Big data is a collection of data sets so large and complex that it becomes difficult to process using on-­‐hand database management tools or traditional data processing applications. The three main properties of Big Data, known as the Big V’s, are Volume, Variety, and Velocity. Volume refers to the amount of data, variety refers to the types of data, and velocity refers to the speed of data

Goals
Develop software allowing for a user-­‐friendly interface and statistical tools for analysis of big data.


Contributions
• Provide ways to deter high velocity and large volume data collection
• Allow an easy way to import datasets
• Provide several tools such as regression, clustering and causality analysis
• Provide visualization for the analysis tools listed above



Motivations
Due to the technological improvements over the past decade, there has been a data explosion. According to IBM, we use about 2.5 quintillion bytes of data everyday and 90% of the data we have today has been created in the past two years alone. Almost every electronic device generates some kind of digital data. However, most of this data is not being used due to challenges such as storage, analysis, and visualization.
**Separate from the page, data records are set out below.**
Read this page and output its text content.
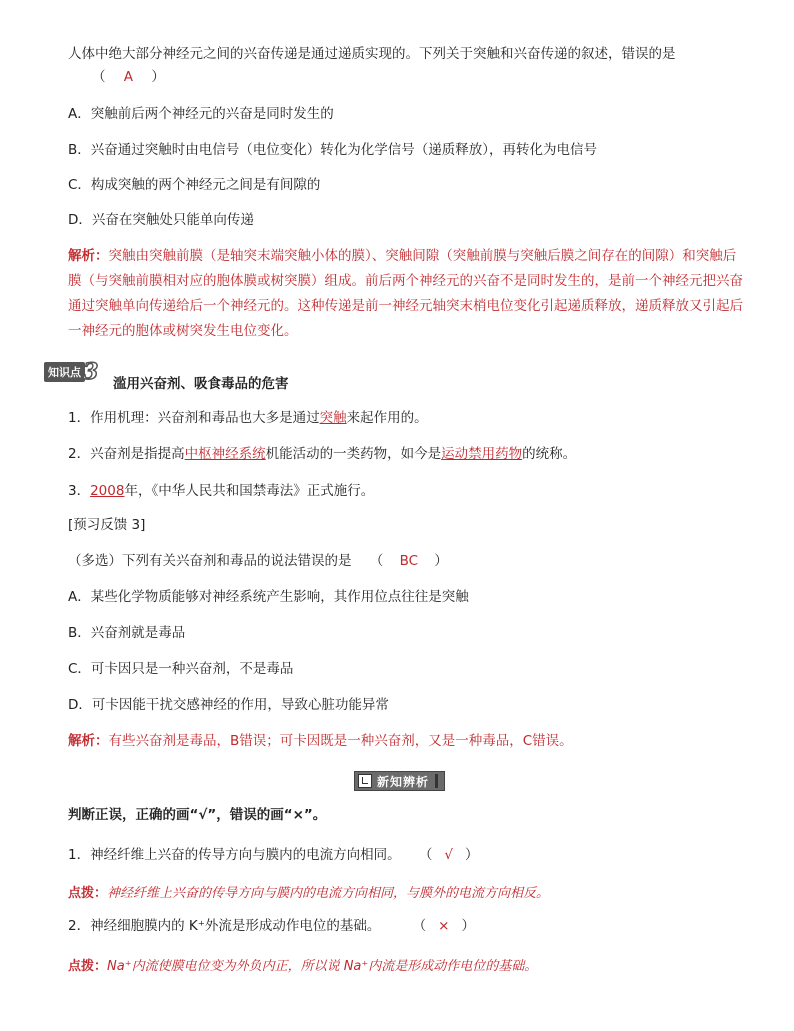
人体中绝大部分神经元之间的兴奋传递是通过递质实现的。下列关于突触和兴奋传递的叙述，错误的是
（ A ）
A．突触前后两个神经元的兴奋是同时发生的
B．兴奋通过突触时由电信号（电位变化）转化为化学信号（递质释放），再转化为电信号
C．构成突触的两个神经元之间是有间隙的
D．兴奋在突触处只能单向传递
解析：突触由突触前膜（是轴突末端突触小体的膜）、突触间隙（突触前膜与突触后膜之间存在的间隙）和突触后膜（与突触前膜相对应的胞体膜或树突膜）组成。前后两个神经元的兴奋不是同时发生的，是前一个神经元把兴奋通过突触单向传递给后一个神经元的。这种传递是前一神经元轴突末梢电位变化引起递质释放，递质释放又引起后一神经元的胞体或树突发生电位变化。
知识点 3 滥用兴奋剂、吸食毒品的危害
1．作用机理：兴奋剂和毒品也大多是通过突触来起作用的。
2．兴奋剂是指提高中枢神经系统机能活动的一类药物，如今是运动禁用药物的统称。
3．2008年，《中华人民共和国禁毒法》正式施行。
[预习反馈 3]
（多选）下列有关兴奋剂和毒品的说法错误的是 （ BC ）
A．某些化学物质能够对神经系统产生影响，其作用位点往往是突触
B．兴奋剂就是毒品
C．可卡因只是一种兴奋剂，不是毒品
D．可卡因能干扰交感神经的作用，导致心脏功能异常
解析：有些兴奋剂是毒品，B错误；可卡因既是一种兴奋剂，又是一种毒品，C错误。
新知辨析
判断正误，正确的画“√”，错误的画“×”。
1．神经纤维上兴奋的传导方向与膜内的电流方向相同。 （ √ ）
点拨：神经纤维上兴奋的传导方向与膜内的电流方向相同，与膜外的电流方向相反。
2．神经细胞膜内的 K⁺外流是形成动作电位的基础。 （ × ）
点拨：Na⁺内流使膜电位变为外负内正，所以说 Na⁺内流是形成动作电位的基础。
It is difficult to process and analyze such large data sets using traditional data processing applications and on-­‐hand database management tools.

Conclusion

Using the user interface we developed, we ran analysis on sample biometric data. Two methods of Big Data Analysis were carried out. Both methods utilized the simple process of sampling Big Data and running the appropriate analysis on that sample. The results of the analysis on the samples were fairly consistent with the analysis run on the total data. However, there were several abnormalities from the sampling analysis compared to the analysis of the full dataset. This goes to show that real-time analysis is doable and is a fairly consistent manner of analyzing large volumes and high velocities of data. However, there has to be a human component to back up the program due to the abnormalities mentioned above. This is especially true in applications concerning life and death.